Titre original: | Pont du Nord (Le) |
Réalisateur: | Jacques Rivette |
Sortie: | Cinéma |
Durée: | 127 minutes |
Date: | 24 mars 1982 |
Note: | |
A sa sortie de prison, Marie remonte à Paris pour retrouver Julien, son amant. Elle y croise Baptiste, une fille étrange, qui ne mange pas et pratique des poses de combat chaque matin. Ensemble, les deux femmes vont tenter de résoudre les problèmes de Julien, un joueur invétéré qui se trouve au centre d'une affaire de terrorisme.
Critique de Tootpadu
Un jeu de piste très étrange à travers un Paris en pleine reconstruction, ce film de la partie centrale de l'oeuvre de Jacques Rivette peut être apprécié de nos jours à la fois comme un testament à une ville qui n'existe plus aujourd'hui de la même façon et forme, et comme un exemple supplémentaire du style très particulier du réalisateur. Il constitue de même une rencontre intrigante entre Bulle Ogier et sa fille Pascale, décédée d'une crise cardiaque peu de temps plus tard. C'est probablement l'interprétation magistrale et féline de la jeune comédienne qui distingue le film, plus encore que la poursuite des préoccupations narratives de Rivette. Sa Baptiste apparaît en effet comme un être hors du temps, hors de la culture urbaine. Sa façon d'encercler ses proies improbables comme une bête sauvage, ses numéros de combat matinaux qui trouvent une exécution sublime et comique à la fin, ses remarques mystérieuses, tout ce bagage de l'exception concourt à rendre son personnage triste et drôle en même temps. Parmi les autres séquences qu'elle embellit, notons sa confrontation avec le dragon-tobogan (la référence la plus directe à "Don Quichotte") ou son acquisition peu ordinaire du casque.
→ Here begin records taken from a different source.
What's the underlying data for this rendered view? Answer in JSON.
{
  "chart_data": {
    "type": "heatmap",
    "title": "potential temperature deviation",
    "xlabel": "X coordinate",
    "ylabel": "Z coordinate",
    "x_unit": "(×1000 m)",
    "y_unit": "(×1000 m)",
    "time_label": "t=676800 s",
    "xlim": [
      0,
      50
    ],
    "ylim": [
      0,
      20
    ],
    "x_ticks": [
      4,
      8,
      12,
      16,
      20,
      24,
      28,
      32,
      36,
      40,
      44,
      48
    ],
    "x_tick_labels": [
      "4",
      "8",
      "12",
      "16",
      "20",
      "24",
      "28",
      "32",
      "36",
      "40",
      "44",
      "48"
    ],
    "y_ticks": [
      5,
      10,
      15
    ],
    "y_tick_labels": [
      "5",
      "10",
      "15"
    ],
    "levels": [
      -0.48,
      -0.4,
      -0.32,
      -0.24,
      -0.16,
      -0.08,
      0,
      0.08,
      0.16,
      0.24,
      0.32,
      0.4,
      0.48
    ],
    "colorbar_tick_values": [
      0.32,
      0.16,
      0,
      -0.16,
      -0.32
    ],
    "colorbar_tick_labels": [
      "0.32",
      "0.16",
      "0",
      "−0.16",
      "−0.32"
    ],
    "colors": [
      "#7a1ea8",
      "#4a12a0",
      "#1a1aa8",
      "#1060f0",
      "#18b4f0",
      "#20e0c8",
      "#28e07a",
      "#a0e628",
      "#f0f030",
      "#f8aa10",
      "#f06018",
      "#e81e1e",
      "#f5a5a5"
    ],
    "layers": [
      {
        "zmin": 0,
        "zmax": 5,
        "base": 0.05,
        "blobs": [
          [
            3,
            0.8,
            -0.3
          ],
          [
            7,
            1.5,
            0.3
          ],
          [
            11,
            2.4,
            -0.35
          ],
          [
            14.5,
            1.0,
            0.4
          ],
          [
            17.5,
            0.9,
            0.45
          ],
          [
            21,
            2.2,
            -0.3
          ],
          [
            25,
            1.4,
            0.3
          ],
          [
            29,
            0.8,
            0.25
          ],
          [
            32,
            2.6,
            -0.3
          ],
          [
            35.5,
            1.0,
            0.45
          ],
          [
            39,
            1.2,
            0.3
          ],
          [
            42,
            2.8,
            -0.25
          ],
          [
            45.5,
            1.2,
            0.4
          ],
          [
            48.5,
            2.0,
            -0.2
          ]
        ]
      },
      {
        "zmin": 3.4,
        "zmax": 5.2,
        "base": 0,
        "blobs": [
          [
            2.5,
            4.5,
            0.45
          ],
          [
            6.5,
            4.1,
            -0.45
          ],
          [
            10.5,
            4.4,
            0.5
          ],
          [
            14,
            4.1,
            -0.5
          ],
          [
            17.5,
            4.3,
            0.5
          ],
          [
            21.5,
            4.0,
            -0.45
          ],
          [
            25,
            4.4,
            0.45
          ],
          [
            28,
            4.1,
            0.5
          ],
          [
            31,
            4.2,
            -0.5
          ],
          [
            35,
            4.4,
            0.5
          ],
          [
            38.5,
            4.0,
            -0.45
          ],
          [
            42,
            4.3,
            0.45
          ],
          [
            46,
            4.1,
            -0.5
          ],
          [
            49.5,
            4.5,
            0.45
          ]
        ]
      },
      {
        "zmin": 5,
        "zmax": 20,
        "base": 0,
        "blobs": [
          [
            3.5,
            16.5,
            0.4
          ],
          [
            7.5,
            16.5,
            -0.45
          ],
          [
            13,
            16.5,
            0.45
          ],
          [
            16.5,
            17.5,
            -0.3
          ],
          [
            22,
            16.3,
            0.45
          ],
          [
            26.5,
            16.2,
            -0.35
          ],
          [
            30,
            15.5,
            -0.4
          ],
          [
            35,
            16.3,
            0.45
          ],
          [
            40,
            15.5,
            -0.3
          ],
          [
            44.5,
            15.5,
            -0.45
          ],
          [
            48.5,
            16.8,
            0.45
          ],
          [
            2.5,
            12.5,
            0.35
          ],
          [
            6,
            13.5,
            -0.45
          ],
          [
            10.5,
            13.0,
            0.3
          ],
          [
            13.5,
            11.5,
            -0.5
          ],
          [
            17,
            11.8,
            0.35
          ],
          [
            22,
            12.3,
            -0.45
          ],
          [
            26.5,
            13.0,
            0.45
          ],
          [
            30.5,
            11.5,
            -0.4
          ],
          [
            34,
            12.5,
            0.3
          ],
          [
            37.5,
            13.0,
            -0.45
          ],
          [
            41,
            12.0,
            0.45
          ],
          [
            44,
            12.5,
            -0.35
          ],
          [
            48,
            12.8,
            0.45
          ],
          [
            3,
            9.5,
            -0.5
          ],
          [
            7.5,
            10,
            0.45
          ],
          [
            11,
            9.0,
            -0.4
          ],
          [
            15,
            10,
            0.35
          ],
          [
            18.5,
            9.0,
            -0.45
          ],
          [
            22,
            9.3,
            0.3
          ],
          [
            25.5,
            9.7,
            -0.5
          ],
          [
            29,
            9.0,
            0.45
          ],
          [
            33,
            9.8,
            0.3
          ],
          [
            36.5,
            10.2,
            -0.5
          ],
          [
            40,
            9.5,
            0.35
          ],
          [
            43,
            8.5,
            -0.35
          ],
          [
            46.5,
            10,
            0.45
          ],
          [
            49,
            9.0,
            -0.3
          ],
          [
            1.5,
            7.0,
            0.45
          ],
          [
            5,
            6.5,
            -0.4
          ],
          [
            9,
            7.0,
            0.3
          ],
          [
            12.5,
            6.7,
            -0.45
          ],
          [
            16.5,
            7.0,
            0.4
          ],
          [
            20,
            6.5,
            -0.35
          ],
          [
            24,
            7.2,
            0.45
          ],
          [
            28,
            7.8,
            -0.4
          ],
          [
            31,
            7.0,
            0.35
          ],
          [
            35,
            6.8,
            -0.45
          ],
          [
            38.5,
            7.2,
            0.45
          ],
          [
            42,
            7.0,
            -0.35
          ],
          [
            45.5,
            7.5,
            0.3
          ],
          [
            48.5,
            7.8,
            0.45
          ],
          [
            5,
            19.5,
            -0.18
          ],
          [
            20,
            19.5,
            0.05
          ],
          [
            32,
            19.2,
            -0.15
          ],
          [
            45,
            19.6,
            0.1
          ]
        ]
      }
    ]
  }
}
En dehors de la prestation remarquable d'Ogier fille, le film ne repose pourtant pas sur ses comédiens. L'étrangeté du ton surplombe en effet tout, et l'histoire d'amour tourmenté entre les deux survivants de la révolte de mai '68, et cette chasse au trésor désinvolte qui quadrille Paris d'une façon toujours aussi peu réaliste. A travers l'absence de motivations crédibles et des personnages à l'opposé de nos attentes (le Max de Stévenin qui s'avère bien plus compréhensif des voeux de Marie que Julien), Rivette crée un équilibre très délicat entre le drame et la comédie, entre le boursouflé et le burlesque. Ainsi, le caractère artificiel des répliques est en constante confrontation avec les décors délabrés, et les phobies et manies des unes deviennent source de divertissement pour les autres. A la limite, toute cette histoire, à mi-chemin entre le polar et le récit d'une amitié de circonstance, ne rime à rien, mais la manière à laquelle elle est contée par Rivette révèle une fois de plus son style singulier.